Seine Ankündigungen zur Rentenreform überschatteten etwas anderes, das man nur als völlige Realitätsverweigerung bezeichnen kann. Luc Frieden erklärt nun die Baukrise für "gelöst", während er die Wohnungskrise völlig ignoriert und sie damit implizit zum Non-Problem erklärt. Wahrscheinlich, weil sie unlösbar ist, zumindest für eine Regierung, die darauf versessen ist, die Reichen und Mächtigen warm und trocken zu halten. Im gleichen Atemzug erzählt er allen, die nach ihm geboren werden, dass sie länger arbeiten müssen – damit unser Kartenhaus noch ein bisschen länger stehen bleibt.

In der Zwischenzeit blickt die Realität der Jugend direkt ins Gesicht: Das meiste davon spielt keine Rolle, denn wenn du im Ruhestand in Luxemburg kein Haus oder keine Wohnung besitzt, wirst du in Armut leben. Du wirst der Gnade eines modernen Feudalherrn ausgeliefert sein. Alles, was du besitzt, wird dir Stück für Stück entzogen. Aufstieg durch eigene Leistung gehört der Vergangenheit an. Fast die gesamte Menschheitsgeschichte hindurch war es das Ziel jeder Generation, das Leben ihrer Kinder zu verbessern. Bis jetzt.

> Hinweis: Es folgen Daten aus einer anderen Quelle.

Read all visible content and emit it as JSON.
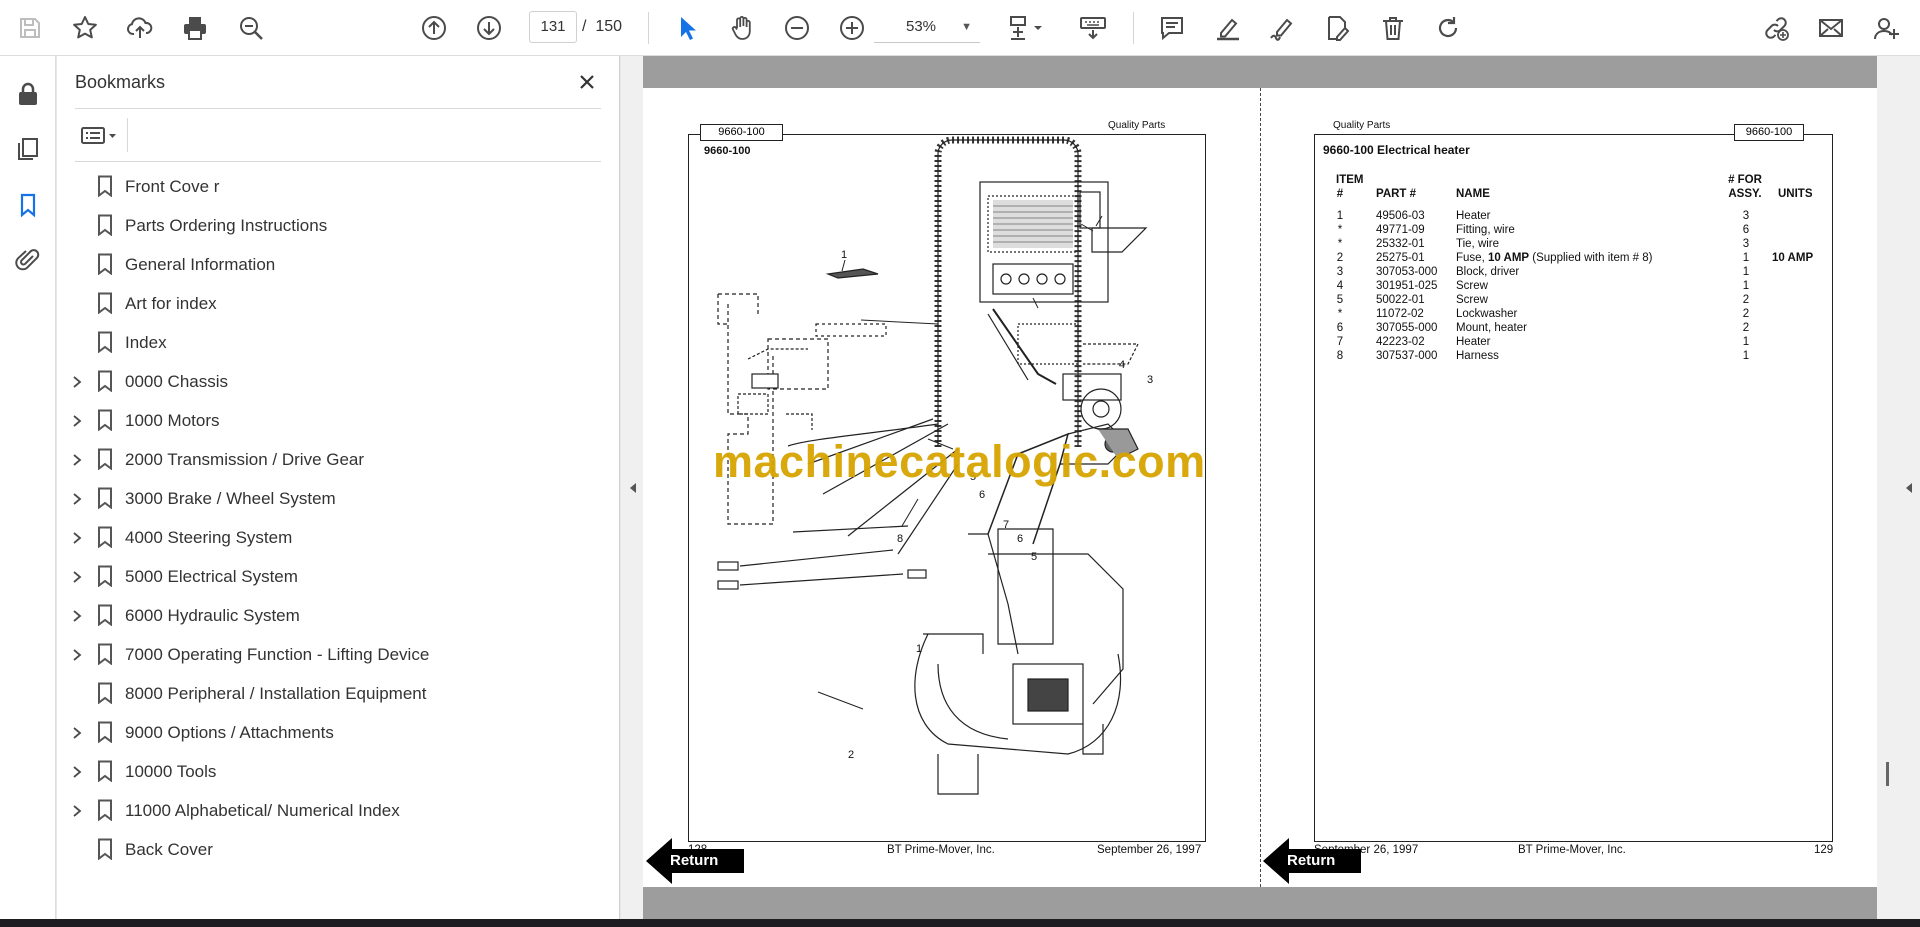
{
  "toolbar": {
    "current_page": "131",
    "page_separator": "/",
    "total_pages": "150",
    "zoom": "53%"
  },
  "bookmarks_panel": {
    "title": "Bookmarks",
    "items": [
      {
        "label": "Front Cove r",
        "expandable": false
      },
      {
        "label": "Parts Ordering Instructions",
        "expandable": false
      },
      {
        "label": "General Information",
        "expandable": false
      },
      {
        "label": "Art for index",
        "expandable": false
      },
      {
        "label": "Index",
        "expandable": false
      },
      {
        "label": "0000 Chassis",
        "expandable": true
      },
      {
        "label": "1000 Motors",
        "expandable": true
      },
      {
        "label": "2000 Transmission / Drive Gear",
        "expandable": true
      },
      {
        "label": "3000 Brake / Wheel System",
        "expandable": true
      },
      {
        "label": "4000 Steering System",
        "expandable": true
      },
      {
        "label": "5000 Electrical System",
        "expandable": true
      },
      {
        "label": "6000 Hydraulic System",
        "expandable": true
      },
      {
        "label": "7000 Operating Function - Lifting Device",
        "expandable": true
      },
      {
        "label": "8000 Peripheral / Installation Equipment",
        "expandable": false
      },
      {
        "label": "9000 Options / Attachments",
        "expandable": true
      },
      {
        "label": "10000 Tools",
        "expandable": true
      },
      {
        "label": "11000 Alphabetical/ Numerical Index",
        "expandable": true
      },
      {
        "label": "Back Cover",
        "expandable": false
      }
    ]
  },
  "left_page": {
    "tag": "9660-100",
    "header_right": "Quality Parts",
    "section_code": "9660-100",
    "footer_page": "128",
    "footer_company": "BT Prime-Mover, Inc.",
    "footer_date": "September 26, 1997",
    "return_label": "Return",
    "callouts": [
      "1",
      "2",
      "3",
      "4",
      "5",
      "6",
      "7",
      "8",
      "6",
      "5",
      "1"
    ]
  },
  "right_page": {
    "tag": "9660-100",
    "header_left": "Quality Parts",
    "title": "9660-100 Electrical heater",
    "headers": {
      "item_top": "ITEM",
      "item": "#",
      "part": "PART #",
      "name": "NAME",
      "qty_top": "# FOR",
      "qty": "ASSY.",
      "units": "UNITS"
    },
    "rows": [
      {
        "item": "1",
        "part": "49506-03",
        "name": "Heater",
        "name_extra": "",
        "qty": "3",
        "units": ""
      },
      {
        "item": "*",
        "part": "49771-09",
        "name": "Fitting, wire",
        "name_extra": "",
        "qty": "6",
        "units": ""
      },
      {
        "item": "*",
        "part": "25332-01",
        "name": "Tie, wire",
        "name_extra": "",
        "qty": "3",
        "units": ""
      },
      {
        "item": "2",
        "part": "25275-01",
        "name": "Fuse, ",
        "name_bold": "10 AMP",
        "name_extra": " (Supplied with item # 8)",
        "qty": "1",
        "units": "10 AMP"
      },
      {
        "item": "3",
        "part": "307053-000",
        "name": "Block, driver",
        "name_extra": "",
        "qty": "1",
        "units": ""
      },
      {
        "item": "4",
        "part": "301951-025",
        "name": "Screw",
        "name_extra": "",
        "qty": "1",
        "units": ""
      },
      {
        "item": "5",
        "part": "50022-01",
        "name": "Screw",
        "name_extra": "",
        "qty": "2",
        "units": ""
      },
      {
        "item": "*",
        "part": "11072-02",
        "name": "Lockwasher",
        "name_extra": "",
        "qty": "2",
        "units": ""
      },
      {
        "item": "6",
        "part": "307055-000",
        "name": "Mount, heater",
        "name_extra": "",
        "qty": "2",
        "units": ""
      },
      {
        "item": "7",
        "part": "42223-02",
        "name": "Heater",
        "name_extra": "",
        "qty": "1",
        "units": ""
      },
      {
        "item": "8",
        "part": "307537-000",
        "name": "Harness",
        "name_extra": "",
        "qty": "1",
        "units": ""
      }
    ],
    "footer_date": "September 26, 1997",
    "footer_company": "BT Prime-Mover, Inc.",
    "footer_page": "129",
    "return_label": "Return"
  },
  "watermark": "machinecatalogic.com",
  "colors": {
    "accent_blue": "#1473e6",
    "watermark": "#d6a400",
    "icon_gray": "#4b4b4b"
  },
  "icons": [
    "save-icon",
    "star-icon",
    "upload-icon",
    "print-icon",
    "zoom-search-icon",
    "arrow-up-icon",
    "arrow-down-icon",
    "select-cursor-icon",
    "hand-icon",
    "zoom-out-icon",
    "zoom-in-icon",
    "fit-page-icon",
    "keyboard-scroll-icon",
    "comment-icon",
    "highlight-icon",
    "sign-icon",
    "edit-pdf-icon",
    "delete-icon",
    "rotate-icon",
    "link-icon",
    "email-icon",
    "account-icon"
  ]
}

Es geht nicht nur um Wohnraum. Die "Alles-als-ein-Abo"-Wirtschaft – oft als Nachhaltigkeit getarnt – ist darauf ausgelegt, die Bevölkerung auszubluten. Transportmittel (Autos werden immer häufiger geleast, und selbst wenn man einen Kredit aufnimmt, um ein Auto zu kaufen, muss man immer öfter für Grundausstattung ein Abonnement abschließen), Lebensmittel, Haushaltsgegenstände, Medien, Kleidung – fast alles wird entweder gemietet oder ist darauf ausgelegt, weggeworfen zu werden. Die Kreislaufwirtschaft bleibt Fantasterei, Shein und Temu sind König. All das ist chirurgisch so ausbalanciert, dass Ihr Kontostand bei Null liegt – wenn Sie Glück haben. Es gibt nur das Hamsterrad. Es wird immer nur das Hamsterrad geben.